3.2 HYDROLOGICAL CRITERIA
Precipitation data for the site was obtained from the NOAA website
(http://hdsc.nws.noaa.qov/hdsc/pfds/pfds map cont.html?bkmrk=co). The rainfall depths are
provided in the calculations for off-site and on-site runoff included in Appendix A. Precipitation
and runoff were generated for the 2-year, 5-year, 10-year, 25-year, 50-year, and 100-year
storm events. Only the 10-year (for culvert flow and releases from the detention basin) and the
100-year recurrence intervals (emergency spillway)were used in the design.
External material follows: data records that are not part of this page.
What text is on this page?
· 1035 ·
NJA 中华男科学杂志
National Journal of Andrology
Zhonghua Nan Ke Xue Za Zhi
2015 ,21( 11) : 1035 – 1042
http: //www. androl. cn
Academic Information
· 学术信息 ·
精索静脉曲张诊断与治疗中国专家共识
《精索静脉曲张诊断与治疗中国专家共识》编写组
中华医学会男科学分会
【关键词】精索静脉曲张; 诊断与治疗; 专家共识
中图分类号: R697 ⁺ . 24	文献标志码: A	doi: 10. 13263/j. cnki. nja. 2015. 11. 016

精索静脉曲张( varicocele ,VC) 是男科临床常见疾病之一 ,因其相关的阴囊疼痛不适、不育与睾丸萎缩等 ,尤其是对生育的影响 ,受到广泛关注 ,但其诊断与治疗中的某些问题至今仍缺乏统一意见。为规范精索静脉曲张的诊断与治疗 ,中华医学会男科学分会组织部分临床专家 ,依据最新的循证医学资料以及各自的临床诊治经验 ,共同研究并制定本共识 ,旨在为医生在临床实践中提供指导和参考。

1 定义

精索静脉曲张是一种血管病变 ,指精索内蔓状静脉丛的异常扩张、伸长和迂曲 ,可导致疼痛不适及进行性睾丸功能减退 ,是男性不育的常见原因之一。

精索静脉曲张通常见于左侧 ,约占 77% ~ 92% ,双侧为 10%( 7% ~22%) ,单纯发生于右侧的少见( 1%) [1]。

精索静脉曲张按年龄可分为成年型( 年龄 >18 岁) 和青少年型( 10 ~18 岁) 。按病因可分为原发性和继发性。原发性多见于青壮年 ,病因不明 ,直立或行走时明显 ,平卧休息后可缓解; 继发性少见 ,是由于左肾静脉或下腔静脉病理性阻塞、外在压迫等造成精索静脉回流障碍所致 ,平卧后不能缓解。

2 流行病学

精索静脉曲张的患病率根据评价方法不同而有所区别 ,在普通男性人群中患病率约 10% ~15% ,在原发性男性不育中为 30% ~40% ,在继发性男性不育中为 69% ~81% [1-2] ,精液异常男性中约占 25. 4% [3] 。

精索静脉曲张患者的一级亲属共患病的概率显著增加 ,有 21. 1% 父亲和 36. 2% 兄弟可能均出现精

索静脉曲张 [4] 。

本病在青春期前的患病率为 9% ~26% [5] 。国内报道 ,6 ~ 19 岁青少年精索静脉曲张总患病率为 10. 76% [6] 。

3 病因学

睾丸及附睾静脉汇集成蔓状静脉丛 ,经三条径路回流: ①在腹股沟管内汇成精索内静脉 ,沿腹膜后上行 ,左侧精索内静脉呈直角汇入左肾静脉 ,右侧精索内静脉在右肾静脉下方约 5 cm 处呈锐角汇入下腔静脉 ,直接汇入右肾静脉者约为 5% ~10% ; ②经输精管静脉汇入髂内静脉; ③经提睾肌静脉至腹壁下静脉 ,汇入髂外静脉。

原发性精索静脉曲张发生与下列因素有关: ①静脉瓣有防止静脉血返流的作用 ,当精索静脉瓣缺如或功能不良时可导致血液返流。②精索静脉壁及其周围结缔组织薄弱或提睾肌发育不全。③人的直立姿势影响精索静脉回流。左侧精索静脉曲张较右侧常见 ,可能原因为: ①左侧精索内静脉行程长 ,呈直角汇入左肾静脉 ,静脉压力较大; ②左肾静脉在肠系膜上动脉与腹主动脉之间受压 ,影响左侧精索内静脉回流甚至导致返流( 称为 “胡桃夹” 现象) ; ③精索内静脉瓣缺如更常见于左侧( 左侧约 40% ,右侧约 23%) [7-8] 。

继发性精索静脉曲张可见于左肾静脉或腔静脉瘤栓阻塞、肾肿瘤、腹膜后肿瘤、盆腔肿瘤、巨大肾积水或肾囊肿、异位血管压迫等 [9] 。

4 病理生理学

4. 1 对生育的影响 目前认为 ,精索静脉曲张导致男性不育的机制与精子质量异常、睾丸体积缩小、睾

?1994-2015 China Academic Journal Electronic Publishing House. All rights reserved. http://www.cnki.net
The Weld County Engineering and Construction Criteria (April 2012) was used to estimate off-
site and on-site runoff for the facility. Because the total drainage area is less than 160 acres,
the Rational Method was used to estimate runoff. County Road 100 forms the southern
boundary of the site and because the runoff generally flows north, the roadside ditch intercepts
runoff. Because of the small size of the site and off-site drainage area, no routing was
necessary. The time of concentration was estimated according to the Weld County Criteria and
the Urban Drainage and Flood Control District (UDFCD) criteria. The 100-year peak flow
entering the detention basin will be about 27 cfs, and the peak release from the detention basin,
based on the historic 10-year event, will be about 5 cfs. A complete set of the results are
provided in the off-site and on-site flow calculations supplied in Appendix A.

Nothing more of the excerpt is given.